Emery Calame (firstname.lastname@example.org)
Wed, 9 Aug 2000 00:01:00 -0700 (PDT)
On Tue, 8 Aug 2000 19:09:52 EDT, email@example.com wrote:
Big Clown Sign: Welcome to Circus Burger sir! May I take your order?
Treize Kushrinada: War is absolute beauty. It is pure conflict as only true
humanity can ever..blah blah blah.....
Big Clown Sign: (Interupting) Ummm. Would you like to try our new Chicken
and Southern fried egg,Bacon-melt combo?
Treize: Only then when true warriors gaze into each other's eyes can they
truly know each other! Only then has the decision come into it's own
Big Clown Sign: If you need another minute to make up your mind just talk
into the nose when you are ready! BTW if you are looking for that new Hiro
kid he works in the Circus Burger across town. I just mention it because
sometimes he makes odd rambling speeches about nothing too. I decided to
transfer over here because he said he was gonna destroy me.

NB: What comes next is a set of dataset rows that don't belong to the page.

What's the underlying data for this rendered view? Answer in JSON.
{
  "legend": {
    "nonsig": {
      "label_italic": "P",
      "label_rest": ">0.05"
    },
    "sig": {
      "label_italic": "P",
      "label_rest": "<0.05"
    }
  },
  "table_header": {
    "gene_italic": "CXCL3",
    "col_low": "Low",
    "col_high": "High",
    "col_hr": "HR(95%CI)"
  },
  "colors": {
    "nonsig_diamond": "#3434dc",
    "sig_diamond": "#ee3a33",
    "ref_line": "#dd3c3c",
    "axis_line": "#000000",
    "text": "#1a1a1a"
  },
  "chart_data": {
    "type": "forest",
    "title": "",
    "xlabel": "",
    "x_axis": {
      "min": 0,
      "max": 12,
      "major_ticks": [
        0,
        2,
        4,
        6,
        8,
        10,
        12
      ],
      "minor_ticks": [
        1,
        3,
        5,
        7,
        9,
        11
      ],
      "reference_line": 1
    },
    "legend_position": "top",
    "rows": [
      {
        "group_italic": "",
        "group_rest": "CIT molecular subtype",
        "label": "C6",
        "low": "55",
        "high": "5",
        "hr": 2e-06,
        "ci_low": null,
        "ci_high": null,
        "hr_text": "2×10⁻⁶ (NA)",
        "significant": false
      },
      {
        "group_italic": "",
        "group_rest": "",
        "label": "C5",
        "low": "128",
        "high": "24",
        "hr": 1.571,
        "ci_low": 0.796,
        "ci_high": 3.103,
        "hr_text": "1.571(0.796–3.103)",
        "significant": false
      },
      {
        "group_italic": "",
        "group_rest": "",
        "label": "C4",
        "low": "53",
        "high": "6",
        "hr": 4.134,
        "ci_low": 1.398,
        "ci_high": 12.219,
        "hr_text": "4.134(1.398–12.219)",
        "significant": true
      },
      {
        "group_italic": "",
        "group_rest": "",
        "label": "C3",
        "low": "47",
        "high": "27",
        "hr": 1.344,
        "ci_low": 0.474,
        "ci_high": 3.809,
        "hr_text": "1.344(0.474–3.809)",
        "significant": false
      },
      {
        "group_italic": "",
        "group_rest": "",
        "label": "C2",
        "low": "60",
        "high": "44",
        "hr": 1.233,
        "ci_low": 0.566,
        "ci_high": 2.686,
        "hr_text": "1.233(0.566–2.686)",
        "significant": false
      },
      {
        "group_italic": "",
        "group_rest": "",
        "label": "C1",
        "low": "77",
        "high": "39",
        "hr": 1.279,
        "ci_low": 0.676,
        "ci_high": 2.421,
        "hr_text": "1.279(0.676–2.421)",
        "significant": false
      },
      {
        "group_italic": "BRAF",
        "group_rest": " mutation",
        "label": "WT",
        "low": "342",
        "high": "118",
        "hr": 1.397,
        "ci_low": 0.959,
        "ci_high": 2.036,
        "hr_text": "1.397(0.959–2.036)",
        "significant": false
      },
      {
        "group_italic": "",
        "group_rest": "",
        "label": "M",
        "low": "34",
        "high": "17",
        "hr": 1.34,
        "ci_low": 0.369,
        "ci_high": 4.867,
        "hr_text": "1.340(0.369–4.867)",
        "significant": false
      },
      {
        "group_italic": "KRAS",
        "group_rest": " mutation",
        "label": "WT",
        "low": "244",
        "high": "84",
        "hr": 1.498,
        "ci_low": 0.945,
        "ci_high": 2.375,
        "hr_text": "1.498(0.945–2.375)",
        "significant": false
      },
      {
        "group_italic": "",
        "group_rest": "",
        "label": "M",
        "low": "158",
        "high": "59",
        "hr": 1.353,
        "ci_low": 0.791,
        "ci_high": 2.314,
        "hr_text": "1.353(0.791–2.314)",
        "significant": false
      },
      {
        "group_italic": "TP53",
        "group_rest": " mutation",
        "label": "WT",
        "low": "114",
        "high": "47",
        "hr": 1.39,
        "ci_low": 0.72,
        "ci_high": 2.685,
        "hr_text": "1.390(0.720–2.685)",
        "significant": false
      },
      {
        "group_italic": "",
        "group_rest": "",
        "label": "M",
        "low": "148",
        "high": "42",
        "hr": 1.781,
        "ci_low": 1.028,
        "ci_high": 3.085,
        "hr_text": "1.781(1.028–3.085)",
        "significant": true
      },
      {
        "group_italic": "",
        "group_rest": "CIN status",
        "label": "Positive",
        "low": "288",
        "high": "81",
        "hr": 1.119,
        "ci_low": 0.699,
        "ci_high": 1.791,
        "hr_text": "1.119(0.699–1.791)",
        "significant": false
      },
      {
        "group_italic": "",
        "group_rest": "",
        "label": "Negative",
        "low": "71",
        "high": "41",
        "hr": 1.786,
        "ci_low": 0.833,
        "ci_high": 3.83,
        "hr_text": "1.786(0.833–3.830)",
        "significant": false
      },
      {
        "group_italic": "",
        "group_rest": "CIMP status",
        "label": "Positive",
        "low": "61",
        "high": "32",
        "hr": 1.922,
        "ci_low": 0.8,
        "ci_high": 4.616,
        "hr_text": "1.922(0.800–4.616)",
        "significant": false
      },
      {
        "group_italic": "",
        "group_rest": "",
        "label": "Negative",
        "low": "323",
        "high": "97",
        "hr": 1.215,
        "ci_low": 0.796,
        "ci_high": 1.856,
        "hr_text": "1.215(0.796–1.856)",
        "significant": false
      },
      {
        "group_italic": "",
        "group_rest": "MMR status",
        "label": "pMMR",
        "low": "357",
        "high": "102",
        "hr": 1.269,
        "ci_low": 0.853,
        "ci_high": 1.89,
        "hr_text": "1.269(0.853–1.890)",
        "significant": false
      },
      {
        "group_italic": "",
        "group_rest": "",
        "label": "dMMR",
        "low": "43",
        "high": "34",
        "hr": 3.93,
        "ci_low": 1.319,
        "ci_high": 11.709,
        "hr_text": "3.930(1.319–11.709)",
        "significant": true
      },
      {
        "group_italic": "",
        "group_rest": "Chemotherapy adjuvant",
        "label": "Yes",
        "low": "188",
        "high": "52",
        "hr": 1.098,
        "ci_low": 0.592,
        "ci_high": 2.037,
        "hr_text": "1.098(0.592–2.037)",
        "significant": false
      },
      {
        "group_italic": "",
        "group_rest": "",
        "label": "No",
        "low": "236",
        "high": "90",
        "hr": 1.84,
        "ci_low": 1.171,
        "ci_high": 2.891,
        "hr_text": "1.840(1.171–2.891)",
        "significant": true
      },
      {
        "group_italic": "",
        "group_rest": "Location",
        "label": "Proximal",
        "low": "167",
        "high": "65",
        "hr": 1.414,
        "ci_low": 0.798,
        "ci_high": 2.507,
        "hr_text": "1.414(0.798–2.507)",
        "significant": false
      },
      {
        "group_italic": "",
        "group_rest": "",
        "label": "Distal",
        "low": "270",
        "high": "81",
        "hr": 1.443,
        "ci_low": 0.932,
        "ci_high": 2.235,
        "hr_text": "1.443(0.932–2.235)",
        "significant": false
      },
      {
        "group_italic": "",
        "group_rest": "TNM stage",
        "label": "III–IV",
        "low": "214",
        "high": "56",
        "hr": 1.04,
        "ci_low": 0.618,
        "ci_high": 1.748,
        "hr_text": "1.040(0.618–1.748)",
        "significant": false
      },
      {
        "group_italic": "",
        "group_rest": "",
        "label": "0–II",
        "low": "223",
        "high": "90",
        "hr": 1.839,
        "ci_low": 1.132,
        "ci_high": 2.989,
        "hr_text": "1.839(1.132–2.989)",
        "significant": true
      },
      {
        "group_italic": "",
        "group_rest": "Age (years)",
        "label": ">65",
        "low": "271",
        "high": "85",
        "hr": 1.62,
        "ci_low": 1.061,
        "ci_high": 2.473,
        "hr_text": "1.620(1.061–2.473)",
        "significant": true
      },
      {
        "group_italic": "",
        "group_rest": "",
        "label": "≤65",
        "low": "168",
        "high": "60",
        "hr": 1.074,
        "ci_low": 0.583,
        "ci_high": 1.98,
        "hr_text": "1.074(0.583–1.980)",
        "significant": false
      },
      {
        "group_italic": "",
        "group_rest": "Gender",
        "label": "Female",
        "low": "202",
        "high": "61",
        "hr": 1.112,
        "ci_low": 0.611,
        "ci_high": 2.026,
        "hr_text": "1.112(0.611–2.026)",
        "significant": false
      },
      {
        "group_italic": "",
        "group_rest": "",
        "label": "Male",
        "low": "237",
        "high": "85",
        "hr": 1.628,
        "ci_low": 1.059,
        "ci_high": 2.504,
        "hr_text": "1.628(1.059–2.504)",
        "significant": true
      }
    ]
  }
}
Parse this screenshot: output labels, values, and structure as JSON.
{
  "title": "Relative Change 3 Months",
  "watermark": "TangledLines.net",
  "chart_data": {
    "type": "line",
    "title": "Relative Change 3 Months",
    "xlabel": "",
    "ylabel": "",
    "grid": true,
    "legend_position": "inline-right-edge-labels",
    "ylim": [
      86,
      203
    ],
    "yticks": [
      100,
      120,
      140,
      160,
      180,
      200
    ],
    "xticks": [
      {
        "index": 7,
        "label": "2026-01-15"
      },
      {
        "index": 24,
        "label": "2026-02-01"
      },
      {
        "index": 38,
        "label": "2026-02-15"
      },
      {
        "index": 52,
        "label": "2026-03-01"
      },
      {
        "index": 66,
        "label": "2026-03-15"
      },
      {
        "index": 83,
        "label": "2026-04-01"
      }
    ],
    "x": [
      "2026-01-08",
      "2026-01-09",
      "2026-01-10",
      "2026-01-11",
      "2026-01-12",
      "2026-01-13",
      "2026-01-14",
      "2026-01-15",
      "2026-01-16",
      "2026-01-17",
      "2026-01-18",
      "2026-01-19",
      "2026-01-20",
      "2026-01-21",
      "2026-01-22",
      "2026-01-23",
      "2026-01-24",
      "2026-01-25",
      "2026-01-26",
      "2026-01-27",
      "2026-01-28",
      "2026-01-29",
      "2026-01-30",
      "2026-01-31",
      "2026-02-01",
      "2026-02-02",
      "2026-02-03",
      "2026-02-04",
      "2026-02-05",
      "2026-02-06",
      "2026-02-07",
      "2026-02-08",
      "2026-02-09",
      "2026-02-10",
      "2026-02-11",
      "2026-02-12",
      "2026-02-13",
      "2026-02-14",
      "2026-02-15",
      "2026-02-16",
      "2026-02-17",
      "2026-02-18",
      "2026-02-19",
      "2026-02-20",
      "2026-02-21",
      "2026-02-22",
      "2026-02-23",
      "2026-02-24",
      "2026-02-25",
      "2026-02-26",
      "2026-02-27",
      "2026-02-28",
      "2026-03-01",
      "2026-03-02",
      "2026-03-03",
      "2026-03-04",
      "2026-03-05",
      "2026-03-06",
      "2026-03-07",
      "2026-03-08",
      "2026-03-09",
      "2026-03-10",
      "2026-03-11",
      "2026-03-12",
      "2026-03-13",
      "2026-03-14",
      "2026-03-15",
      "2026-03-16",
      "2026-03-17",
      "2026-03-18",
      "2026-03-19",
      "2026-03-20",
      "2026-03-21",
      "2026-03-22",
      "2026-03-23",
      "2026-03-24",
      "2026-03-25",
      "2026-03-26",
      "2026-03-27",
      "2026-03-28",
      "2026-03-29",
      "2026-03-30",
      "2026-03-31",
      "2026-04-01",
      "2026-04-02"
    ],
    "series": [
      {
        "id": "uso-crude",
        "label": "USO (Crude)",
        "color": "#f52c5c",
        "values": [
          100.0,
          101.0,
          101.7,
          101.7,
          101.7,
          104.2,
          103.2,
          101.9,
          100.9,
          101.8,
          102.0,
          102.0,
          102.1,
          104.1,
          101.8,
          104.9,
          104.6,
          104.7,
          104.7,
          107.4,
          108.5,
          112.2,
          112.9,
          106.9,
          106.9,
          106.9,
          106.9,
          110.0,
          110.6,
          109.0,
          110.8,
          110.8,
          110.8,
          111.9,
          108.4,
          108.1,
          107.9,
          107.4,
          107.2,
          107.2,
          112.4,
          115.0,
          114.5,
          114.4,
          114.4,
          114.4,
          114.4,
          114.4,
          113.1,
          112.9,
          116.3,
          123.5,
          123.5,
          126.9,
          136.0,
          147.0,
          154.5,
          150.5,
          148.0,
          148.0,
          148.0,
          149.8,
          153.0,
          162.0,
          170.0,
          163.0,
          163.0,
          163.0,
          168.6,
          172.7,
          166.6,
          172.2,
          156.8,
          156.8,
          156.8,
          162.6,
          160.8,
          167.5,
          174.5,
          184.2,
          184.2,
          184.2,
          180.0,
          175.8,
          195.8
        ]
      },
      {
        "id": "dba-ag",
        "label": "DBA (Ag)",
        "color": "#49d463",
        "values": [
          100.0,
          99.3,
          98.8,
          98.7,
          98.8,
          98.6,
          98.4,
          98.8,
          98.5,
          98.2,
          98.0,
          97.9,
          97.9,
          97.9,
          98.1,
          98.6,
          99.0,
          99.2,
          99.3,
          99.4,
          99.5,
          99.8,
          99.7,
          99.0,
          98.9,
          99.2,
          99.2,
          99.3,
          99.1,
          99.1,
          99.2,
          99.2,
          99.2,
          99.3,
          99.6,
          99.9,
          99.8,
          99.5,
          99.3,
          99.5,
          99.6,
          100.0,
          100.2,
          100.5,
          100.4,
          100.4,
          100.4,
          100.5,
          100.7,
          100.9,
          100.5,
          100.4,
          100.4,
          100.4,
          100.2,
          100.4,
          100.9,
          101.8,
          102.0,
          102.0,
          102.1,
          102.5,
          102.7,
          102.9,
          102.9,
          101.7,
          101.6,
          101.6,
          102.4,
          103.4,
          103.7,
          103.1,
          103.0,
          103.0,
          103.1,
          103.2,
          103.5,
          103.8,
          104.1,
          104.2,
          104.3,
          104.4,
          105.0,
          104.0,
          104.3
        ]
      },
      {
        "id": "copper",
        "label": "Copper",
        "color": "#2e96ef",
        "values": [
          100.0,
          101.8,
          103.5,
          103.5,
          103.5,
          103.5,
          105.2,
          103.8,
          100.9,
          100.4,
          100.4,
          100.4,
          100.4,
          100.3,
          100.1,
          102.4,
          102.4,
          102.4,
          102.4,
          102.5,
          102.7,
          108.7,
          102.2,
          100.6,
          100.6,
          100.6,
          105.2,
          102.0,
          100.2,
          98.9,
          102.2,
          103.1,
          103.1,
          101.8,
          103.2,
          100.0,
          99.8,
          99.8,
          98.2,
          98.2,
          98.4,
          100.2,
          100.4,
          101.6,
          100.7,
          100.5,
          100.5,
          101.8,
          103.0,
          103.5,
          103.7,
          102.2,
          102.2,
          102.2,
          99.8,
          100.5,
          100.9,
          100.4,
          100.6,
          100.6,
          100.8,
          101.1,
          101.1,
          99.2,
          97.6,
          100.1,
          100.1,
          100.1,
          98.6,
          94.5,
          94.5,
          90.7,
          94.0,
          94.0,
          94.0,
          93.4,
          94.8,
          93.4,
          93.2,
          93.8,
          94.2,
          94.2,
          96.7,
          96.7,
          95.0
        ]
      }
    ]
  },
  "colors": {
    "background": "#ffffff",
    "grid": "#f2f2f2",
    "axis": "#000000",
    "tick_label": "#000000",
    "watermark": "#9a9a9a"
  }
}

Treize: ...Blah...and my poor lady An..Driven to schitzoid psychosis by the
terible unsolveable mystery of warlike human nature..Blah blah
SEVEN HOURS LATER...
Big Clown Sign: Zzzzzzzzz!!! Snort Snoort! Snaaahhhzzzz...
Treize: So you can see that we have no alternative! Mankind must be taught
that there is no glory in death! No victory in meaningless combat! And yet
it is only in combat that we can discover that combat is meaningless and
thus combat DOES have a meaning!....You see! THAT is my purpose. Anyway I'm
leaving this new maroon Gundam I built out in the parking lot. Use it
wisely. And watch out for the Zero system...It makes you do crazy things.
Yes, even crazier than teling everybody that you are going to kill them. I
mean why tell them? Don't you think it ruins the surprise? Uh....By the way
is it too late to order breakfast?
Big Clown Sign: Zzzzzz....Z.......ZZZZZZZZZZZ.